Barack Obama’s 2012 attempt to make appointments to the National Labor Relations Board (NLRB) was ruled unconstitutional by the Supreme Court Thursday. The administration claimed the appointments were “recess.” The Supremes disagreed: 9-0.
The case centered on the tactics Obama used to fill three vacancies on the NLRB, a federal labor arbiter.
While the Senate was in pro forma session, the president filled the vacancies with two union lawyers and a Republican, giving Democrats a 3-2 majority on the board without the consent of the Senate.
The unanimous decision preserves the right of presidents to make recess appointments, but the court said Thursday that Obama exceeded his authority when he made the appointments. At question was whether Congress was in technically in session or not. Congress said it was; Obama said it wasn’t. SCOTUS agreed with Congress.

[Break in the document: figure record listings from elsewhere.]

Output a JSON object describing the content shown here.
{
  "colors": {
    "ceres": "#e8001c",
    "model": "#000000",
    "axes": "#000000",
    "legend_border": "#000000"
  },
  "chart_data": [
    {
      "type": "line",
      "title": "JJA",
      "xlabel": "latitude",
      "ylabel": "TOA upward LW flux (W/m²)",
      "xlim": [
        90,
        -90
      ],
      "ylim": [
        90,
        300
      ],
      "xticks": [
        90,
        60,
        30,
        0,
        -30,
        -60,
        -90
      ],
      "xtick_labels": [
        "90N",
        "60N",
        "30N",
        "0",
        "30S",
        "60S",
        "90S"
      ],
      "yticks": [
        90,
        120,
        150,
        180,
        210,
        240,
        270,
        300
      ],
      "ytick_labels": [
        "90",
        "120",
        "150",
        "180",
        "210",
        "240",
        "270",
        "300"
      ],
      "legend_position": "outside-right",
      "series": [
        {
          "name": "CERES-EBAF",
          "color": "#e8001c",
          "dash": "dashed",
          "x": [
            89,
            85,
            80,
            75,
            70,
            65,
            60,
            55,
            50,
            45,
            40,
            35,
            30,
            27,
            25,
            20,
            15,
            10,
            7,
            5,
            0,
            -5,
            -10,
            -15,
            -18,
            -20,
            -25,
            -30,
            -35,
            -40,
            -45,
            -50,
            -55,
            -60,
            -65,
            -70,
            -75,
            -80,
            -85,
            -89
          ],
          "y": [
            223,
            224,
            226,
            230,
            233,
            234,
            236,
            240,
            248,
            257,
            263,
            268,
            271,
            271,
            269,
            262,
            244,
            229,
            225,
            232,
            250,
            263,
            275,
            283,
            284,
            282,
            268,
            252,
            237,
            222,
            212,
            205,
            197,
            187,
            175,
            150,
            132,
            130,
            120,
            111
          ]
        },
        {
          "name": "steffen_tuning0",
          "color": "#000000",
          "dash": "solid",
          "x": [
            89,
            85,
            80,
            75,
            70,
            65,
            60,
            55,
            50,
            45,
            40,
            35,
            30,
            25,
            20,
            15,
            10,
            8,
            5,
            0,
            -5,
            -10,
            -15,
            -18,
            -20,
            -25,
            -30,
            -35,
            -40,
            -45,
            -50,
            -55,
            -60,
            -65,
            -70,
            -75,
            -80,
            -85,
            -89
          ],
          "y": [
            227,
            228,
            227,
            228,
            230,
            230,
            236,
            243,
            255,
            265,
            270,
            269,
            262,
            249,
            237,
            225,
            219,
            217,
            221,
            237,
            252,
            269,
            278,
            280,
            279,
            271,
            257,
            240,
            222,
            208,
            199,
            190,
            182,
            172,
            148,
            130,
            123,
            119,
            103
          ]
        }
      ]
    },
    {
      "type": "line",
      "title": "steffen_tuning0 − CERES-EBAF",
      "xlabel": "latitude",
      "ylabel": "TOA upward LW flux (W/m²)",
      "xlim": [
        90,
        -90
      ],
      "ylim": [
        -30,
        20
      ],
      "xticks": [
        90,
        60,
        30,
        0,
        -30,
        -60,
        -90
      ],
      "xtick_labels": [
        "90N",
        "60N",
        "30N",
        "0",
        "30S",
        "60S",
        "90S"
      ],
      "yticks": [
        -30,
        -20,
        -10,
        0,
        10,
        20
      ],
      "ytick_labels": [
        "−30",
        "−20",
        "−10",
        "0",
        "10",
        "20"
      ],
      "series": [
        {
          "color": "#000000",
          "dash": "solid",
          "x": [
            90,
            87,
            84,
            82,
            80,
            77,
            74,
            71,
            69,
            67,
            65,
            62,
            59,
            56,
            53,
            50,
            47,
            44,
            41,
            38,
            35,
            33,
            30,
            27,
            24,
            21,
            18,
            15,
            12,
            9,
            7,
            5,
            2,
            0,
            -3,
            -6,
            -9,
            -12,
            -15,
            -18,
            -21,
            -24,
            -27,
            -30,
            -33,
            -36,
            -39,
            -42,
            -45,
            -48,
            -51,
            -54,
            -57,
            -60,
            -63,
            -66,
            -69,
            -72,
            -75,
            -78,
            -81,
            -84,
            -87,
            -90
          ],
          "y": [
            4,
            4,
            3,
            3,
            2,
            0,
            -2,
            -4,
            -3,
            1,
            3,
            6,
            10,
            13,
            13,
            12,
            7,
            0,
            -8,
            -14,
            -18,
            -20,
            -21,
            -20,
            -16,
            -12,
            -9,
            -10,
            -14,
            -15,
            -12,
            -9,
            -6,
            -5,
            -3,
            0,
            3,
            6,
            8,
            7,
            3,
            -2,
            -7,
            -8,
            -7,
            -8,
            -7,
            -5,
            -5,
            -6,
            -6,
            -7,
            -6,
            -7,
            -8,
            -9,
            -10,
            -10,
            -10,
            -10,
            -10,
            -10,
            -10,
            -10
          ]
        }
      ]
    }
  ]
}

The justices said in their first-ever consideration of the Constitution’s recess appointments clause that Congress gets to decide when it is in recess and that there was no recess when Obama acted. The president said he made the appointments in the face of Republican refusal to allow the NLRB to function.
Huge decision. In light of the concerns of many – on all sides of the political spectrum – that Obama’s penchant for relying on executive action versus the legislative process to implement his policies is an attack on the Constitution, it will be interesting to watch the repercussions.